Il signale que l’équipe de direction du courtier au Québec est en majorité constituée de femmes. « À compétence égale, je veux toujours privilégier une femme », dit-il. Pour attirer davantage de représentantes de la gent féminine, il croit que l’industrie doit mieux mettre en valeur toutes les possibilités de carrière au sein de la gestion de patrimoine. Par exemple, en proposant aux femmes réticentes à travailler à commission des postes de planification financière, de conseillère ou associée au sein d’équipes, ou encore des postes de direction.  « Ça fait partie de nos discussions quotidiennes à la haute direction. Avant, c’était une statistique. Maintenant, il y a une volonté de faire changer les choses. »

Une diversité culturelle en construction

Au-delà du genre, augmenter la diversité culturelle au sein des firmes reste un autre enjeu de taille. Du désir à la réalisation, il y a un écart important à combler, estiment plusieurs dirigeants.
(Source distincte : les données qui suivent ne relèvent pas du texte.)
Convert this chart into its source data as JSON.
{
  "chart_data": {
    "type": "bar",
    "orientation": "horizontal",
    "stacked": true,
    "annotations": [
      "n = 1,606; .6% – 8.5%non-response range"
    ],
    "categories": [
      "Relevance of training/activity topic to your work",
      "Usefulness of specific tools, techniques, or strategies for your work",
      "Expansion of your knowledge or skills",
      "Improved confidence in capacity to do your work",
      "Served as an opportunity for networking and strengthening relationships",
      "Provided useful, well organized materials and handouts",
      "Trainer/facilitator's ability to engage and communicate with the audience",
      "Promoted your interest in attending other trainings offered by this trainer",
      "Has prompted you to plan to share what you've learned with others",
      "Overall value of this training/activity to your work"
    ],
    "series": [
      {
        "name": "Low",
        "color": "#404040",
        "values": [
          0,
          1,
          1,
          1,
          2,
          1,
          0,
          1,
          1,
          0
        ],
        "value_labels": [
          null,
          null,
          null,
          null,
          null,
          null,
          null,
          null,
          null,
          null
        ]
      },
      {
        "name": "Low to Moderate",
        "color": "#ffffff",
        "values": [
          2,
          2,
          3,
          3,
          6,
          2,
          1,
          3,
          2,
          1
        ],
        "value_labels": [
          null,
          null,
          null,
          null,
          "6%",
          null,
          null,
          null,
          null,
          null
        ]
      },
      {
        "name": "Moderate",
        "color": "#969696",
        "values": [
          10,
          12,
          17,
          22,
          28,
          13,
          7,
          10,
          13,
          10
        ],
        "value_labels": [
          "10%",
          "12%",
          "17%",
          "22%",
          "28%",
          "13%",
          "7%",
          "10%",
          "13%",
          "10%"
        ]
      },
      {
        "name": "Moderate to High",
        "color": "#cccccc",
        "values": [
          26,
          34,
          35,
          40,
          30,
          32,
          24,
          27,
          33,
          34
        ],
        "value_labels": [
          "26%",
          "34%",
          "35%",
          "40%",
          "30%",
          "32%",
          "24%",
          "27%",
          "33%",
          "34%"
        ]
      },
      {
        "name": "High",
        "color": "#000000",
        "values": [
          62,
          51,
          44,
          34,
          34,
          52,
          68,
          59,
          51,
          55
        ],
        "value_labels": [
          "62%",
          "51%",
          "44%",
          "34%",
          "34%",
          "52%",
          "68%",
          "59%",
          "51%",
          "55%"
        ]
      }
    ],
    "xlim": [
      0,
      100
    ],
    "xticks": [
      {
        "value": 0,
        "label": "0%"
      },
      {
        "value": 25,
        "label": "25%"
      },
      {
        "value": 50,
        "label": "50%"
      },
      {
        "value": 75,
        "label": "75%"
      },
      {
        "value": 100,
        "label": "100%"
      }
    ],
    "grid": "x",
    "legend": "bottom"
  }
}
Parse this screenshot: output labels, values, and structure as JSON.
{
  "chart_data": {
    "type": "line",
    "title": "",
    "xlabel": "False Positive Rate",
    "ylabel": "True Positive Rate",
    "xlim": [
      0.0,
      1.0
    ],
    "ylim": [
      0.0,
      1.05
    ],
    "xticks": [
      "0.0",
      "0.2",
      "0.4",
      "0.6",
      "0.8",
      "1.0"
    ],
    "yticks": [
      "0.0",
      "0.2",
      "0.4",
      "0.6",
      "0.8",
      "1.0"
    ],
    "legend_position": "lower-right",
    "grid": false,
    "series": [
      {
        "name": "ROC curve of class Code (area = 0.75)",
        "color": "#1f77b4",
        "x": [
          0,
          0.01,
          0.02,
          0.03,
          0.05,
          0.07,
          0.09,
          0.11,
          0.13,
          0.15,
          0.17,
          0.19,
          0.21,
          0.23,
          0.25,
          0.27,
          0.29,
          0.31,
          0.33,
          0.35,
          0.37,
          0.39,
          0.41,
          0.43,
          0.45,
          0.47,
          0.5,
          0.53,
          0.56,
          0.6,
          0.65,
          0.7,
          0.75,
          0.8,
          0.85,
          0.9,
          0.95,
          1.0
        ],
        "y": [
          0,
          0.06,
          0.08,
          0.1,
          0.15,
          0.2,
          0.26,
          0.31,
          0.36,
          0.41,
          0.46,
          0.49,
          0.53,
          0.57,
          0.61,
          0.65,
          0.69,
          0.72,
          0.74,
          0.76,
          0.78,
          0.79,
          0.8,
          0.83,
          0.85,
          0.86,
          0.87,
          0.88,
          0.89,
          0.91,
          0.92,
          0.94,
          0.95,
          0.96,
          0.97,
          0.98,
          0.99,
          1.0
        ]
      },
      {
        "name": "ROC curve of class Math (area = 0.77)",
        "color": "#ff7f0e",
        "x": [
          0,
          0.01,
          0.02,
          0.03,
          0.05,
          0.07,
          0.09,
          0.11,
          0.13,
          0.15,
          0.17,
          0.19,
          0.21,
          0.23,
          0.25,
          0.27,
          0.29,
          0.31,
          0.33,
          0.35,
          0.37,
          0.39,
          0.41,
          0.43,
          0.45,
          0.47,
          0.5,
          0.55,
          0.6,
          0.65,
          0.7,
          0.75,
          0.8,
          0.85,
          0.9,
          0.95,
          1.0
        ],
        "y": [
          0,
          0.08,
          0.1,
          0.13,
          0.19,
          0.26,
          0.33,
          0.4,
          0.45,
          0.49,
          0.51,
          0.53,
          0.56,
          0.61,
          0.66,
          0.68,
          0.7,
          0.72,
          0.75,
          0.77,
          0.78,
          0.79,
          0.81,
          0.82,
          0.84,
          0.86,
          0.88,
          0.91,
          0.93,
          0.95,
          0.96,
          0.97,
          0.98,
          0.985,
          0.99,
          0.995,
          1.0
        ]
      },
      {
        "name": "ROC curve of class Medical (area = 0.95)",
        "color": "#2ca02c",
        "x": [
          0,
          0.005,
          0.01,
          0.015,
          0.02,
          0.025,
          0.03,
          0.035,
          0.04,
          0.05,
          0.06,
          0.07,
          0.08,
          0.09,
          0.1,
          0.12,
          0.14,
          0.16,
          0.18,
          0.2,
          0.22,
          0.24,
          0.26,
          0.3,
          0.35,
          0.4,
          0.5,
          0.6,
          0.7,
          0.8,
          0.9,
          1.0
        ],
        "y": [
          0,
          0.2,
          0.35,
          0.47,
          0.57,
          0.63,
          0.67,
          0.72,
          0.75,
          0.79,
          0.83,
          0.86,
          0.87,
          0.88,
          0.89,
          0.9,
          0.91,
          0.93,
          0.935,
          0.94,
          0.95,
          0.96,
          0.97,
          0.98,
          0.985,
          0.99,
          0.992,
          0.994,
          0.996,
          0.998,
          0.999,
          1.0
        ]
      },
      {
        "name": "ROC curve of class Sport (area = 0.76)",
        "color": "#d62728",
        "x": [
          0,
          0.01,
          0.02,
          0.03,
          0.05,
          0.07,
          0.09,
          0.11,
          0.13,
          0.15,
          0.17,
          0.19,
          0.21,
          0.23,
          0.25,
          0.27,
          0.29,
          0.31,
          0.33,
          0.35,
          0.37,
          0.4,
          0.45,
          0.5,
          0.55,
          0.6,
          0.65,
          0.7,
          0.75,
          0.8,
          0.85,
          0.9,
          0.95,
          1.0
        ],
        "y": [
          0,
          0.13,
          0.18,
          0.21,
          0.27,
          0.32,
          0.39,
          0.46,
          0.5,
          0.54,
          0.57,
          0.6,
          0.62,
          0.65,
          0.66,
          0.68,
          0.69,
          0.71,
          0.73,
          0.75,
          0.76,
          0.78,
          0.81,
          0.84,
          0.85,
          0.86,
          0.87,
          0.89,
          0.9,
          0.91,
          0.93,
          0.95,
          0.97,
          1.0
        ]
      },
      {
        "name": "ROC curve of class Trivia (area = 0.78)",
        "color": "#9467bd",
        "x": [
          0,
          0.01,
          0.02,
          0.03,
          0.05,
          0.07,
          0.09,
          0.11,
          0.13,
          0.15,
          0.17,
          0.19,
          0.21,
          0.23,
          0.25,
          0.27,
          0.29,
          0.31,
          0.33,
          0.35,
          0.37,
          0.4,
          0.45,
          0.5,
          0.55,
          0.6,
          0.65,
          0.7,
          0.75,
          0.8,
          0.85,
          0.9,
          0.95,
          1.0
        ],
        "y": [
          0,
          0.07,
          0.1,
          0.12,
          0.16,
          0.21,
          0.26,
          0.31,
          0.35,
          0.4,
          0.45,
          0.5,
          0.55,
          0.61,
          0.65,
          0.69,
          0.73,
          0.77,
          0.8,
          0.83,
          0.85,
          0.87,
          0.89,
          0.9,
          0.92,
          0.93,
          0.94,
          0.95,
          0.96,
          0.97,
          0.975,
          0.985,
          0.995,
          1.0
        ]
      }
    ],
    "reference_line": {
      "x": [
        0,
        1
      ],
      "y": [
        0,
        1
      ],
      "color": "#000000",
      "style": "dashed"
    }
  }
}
Certaines firmes adaptent leurs pratiques pour mieux représenter la population qu’elles servent. Ainsi, IG Gestion de patrimoine a mis en place des comités régionaux afin d’élaborer des stratégies de diversité adaptées à chaque marché local. « Nous voulons éviter le “one size fits all” et nous assurer que nos équipes reflètent nos clients », explique Carl Thibeault, vice-président principal, Services financiers (Distribution), Québec et Atlantique, chez IG Gestion de patrimoine.

« Du côté de la diversité culturelle, il y a eu des progrès, mais il y a place à l’amélioration », observe André Langlois, qui a mis sur pied des centres financiers spécialisés auprès de certaines communautés afin de mieux les servir.